This is a question from Artin's algebra textbook.
The tetrahedral group of rotations has 1 element of order 1, 8 elements of order 3 (rotations of $120^°$ around a vertex), and 3 elements of order 2 (rotations of $180^o$ around the axis through the midpoints of opposite edges).
Is there a way to find the class equation without using brute force on $A_4$?
On
The class equation of $A_4$ is well known to be $12=1+4+4+3$, since the cycle structure is preserved by conjugation. In this case, the class of $3$-cycles of size $8$ splits.
The subgroup of the tetrahedral group you refer to is also well known to be $A_4$.
On
Artin gives a nice explanation regarding the icosahedral group I, and one can take a similar approach to the tetrahedral group T. The explanation is geometrical, so it is helpful to actually hold in hand a tetrahedron with numbered faces.
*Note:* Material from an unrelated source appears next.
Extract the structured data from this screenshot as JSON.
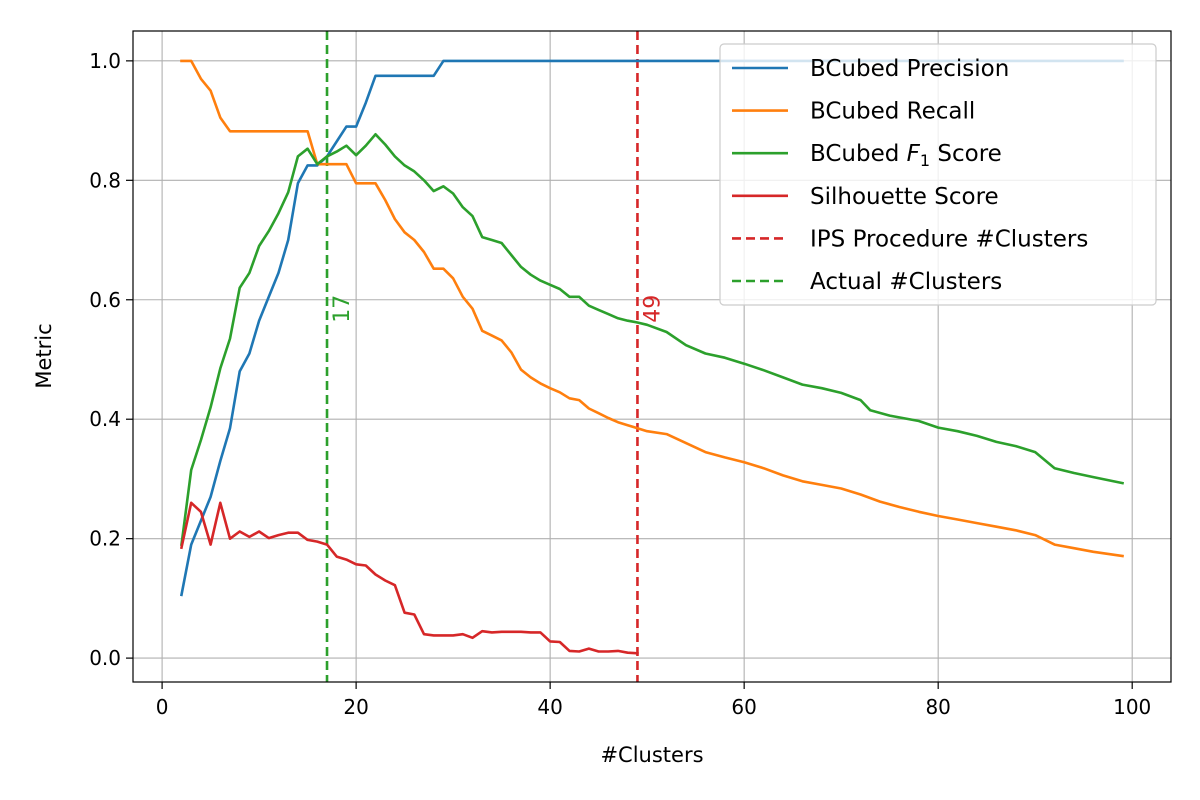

The rotations about a pole passing through a vertex and the opposite face have 3 possible positions, so they form a subgroup of order 3. There are 4 vertices, 4 separate such poles, so we have 4 subgroups of order 3. Each subgroup has the identity and 2 other elements, so there are 8 elements of order 3.
In addition, there are 3 subgroups of order 2, each a rotation about a pole passing through two opposite edges. Each of these subgroups has the identity and one other element, so there are 3 elements of order 2.
So the "order" equation is 12 = 1+3+8. As for the case of I, we need now to ask if these numbers split further for the conjugacy class equation.
The subgroups of order 2 are all in one conjugacy class for the same reason as in the explanation Artin gives for those of I. That is, each subgroup of order 2 is the stabilizer of an edge (actually 2 edges). The group T operates transitively on the edges. Geometrically, conjugation by some element g that moves an edge acts as follows. It moves an edge to another, then an element of the subgroup that stabilizes that other edge acts on it, and then g-1 moves the edge back. So conjugation takes a subgroup that stabilizes two edges to any of the other subgroups that stabilize two edges.
If the subgroups of order 2 are conjugates, and they have only 1 non-identity element, then the nonidentity elements are all conjugate elements. So, the 3 elements of order 2 are in one conjugacy class.
The 4 subgroups of order 3 are all conjugate also, for the same reason as those of order 2. But here, the elements of order 3 cannot all be conjugate, because the order of a conjugacy class must divide the order of the group, and 8 does not divide 12. On the other hand, if we take an element in one subgroup, and conjugation brings it to all the subgroups of order 3, then the conjugacy class of that element must be at least 4. So the 8 elements of order 3 split into 2 conjugacy classes of size 4, and the class equation must be 12=1+3+4+4.
It has 12 elements. Any force you use won't be brutish.
The conjugacy classes in $S_n$ are easy to describe. And you can prove that each conjugacy class in $S_n$ which consists of even permutations (i.e., which is contained in $A_n$) will either stay a conjugacy class in $A_n$ or split in half (see here). For $A_4$, there's only one conjugacy class (of size 8) that even has the potential to split in half. You can just check if that happens.